Incentive payment mechanism forces hospital management to enter a new era, allowing hospitals to operate independently around high quality and low price. On the premise of ensuring medical quality, in order to reduce costs and stimulate the enthusiasm of employees, the hospital will take the initiative to establish internal performance appraisal and internal distribution system, which will have a revolutionary impact on the hospital.

(3) Weakening the medical insurance catalogue.

In the case of DRG payment, for hospitalization, drugs in the list and drugs outside the list are hospital expenses. Doctors can use off-list drugs as long as they are cost-effective.

Hit pharmaceutical companies hard.

The implementation of DRG will bring two changes. Hospitals will be limited to relatively constant income and must consider income, not just income. This means that expanding sales is not necessarily beneficial to hospitals. It is necessary to choose the examination and treatment scheme more scientifically and reasonably, and also to reduce drug abuse. Avoid "minor illness and big cure" and excessive medical treatment from the root.

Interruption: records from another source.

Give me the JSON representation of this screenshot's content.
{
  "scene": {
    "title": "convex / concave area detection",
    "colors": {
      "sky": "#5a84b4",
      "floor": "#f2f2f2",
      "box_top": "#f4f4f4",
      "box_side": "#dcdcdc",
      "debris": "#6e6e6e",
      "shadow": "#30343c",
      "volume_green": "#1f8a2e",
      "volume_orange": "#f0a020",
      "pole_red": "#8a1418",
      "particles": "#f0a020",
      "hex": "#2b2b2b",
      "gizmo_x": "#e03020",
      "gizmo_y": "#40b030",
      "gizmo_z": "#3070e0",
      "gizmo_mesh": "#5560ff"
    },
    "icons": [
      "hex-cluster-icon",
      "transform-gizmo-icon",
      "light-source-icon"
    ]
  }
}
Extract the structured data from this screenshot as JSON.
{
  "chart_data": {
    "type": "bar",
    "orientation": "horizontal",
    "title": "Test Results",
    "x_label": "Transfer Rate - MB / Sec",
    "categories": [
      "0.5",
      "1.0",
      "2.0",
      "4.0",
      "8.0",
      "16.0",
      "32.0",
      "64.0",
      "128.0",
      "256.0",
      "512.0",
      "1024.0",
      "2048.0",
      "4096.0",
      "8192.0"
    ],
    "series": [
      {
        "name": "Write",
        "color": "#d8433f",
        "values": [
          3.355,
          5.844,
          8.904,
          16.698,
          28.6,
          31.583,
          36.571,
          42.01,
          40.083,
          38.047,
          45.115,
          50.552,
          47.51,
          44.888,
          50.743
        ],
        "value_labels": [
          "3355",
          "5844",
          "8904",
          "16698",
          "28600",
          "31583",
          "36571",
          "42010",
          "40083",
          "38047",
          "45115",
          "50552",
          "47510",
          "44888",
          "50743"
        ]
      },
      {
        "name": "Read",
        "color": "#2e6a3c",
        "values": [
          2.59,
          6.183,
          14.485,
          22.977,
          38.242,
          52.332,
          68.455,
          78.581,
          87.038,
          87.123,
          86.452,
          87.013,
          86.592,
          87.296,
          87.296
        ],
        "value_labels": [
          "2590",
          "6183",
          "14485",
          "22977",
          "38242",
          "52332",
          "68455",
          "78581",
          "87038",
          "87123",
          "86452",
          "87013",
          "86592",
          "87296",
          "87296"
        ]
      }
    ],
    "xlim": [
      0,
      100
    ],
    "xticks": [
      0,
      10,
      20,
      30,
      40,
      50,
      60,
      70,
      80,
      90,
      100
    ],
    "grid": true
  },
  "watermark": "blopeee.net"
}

Under the reform of DRGs, medical insurance, hospitals and internal management all force medical service providers to pursue the lowest price and achieve the best treatment effect. Drugs with low price and good curative effect, and drugs with higher cost performance will be more popular. In the past, hospitals and doctors used drugs more maliciously, and the practice of consuming resources with low cost-effective products or safe and ineffective drugs will be significantly changed.

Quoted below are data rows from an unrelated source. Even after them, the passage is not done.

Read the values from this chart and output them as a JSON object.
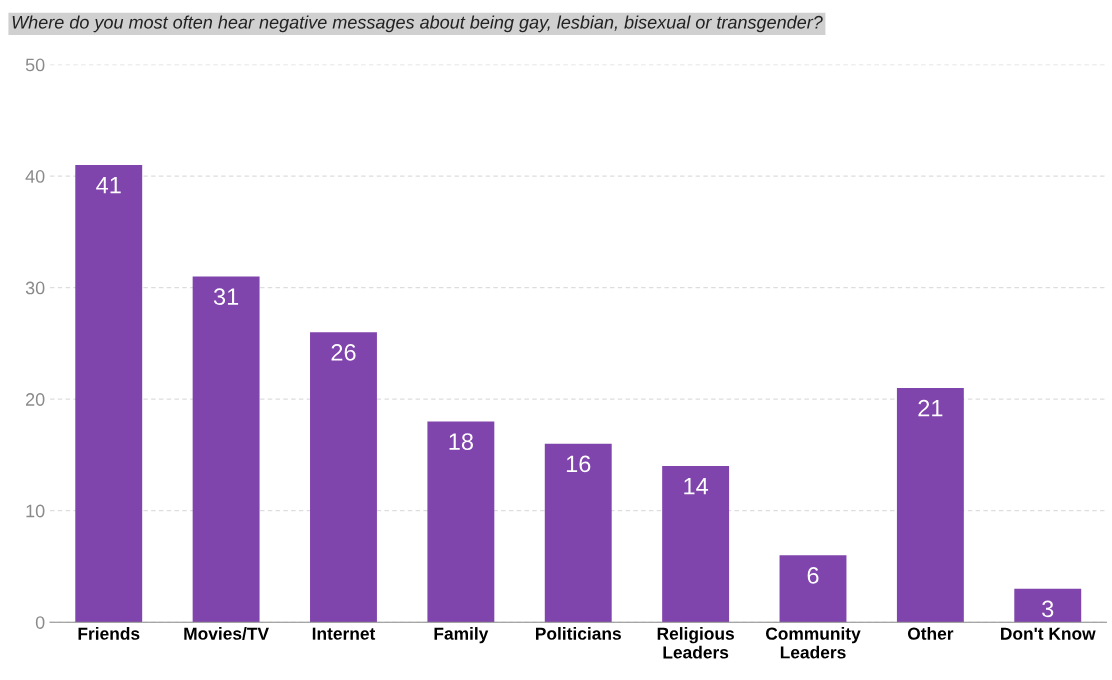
{
  "chart_data": {
    "type": "bar",
    "title": "Where do you most often hear negative messages about being gay, lesbian, bisexual or transgender?",
    "categories": [
      "Friends",
      "Movies/TV",
      "Internet",
      "Family",
      "Politicians",
      "Religious\nLeaders",
      "Community\nLeaders",
      "Other",
      "Don't Know"
    ],
    "values": [
      41,
      31,
      26,
      18,
      16,
      14,
      6,
      21,
      3
    ],
    "color": "#8044ad",
    "ylim": [
      0,
      50
    ],
    "yticks": [
      0,
      10,
      20,
      30,
      40,
      50
    ],
    "grid": "y",
    "data_labels": true
  }
}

DRG makes the sales of pharmaceutical companies change from the sales of a single product to the sales of a group of products. This means that pharmaceutical companies need not only the sales data of a single drug, but also the possibility of product combination sales in a certain field for a certain disease group. Most of the hospital's procurement data will rely on medical insurance, sold by group and sold by product group, which is of great value to pharmaceutical companies.

When DRG is fully rolled out, the structure of the whole pharmaceutical industry will undergo great changes. Safe and ineffective magic drugs, old products with malicious changes in dosage form specifications, a large number of auxiliary drugs and traditional Chinese medicine injections with very expensive prices and doubtful curative effects will be hit hard, including therapeutic products and innovative drugs such as Buchang Pharmaceutical, Baiyi Pharmaceutical, Jingfeng Pharmaceutical, Livzon Pharmaceutical and Zhendong Pharmaceutical, which will open up the payment space, and some low-level pharmaceutical companies with kickbacks as the main way will die in batches, but they still exist.

With the audit of the Ministry of Finance to crack down on commercial bribery and the rapid arrival of the second batch of "4+7" centralized procurement, the whole pharmaceutical unit will face heavy losses in a relatively long period of time. There are no eggs under the nest.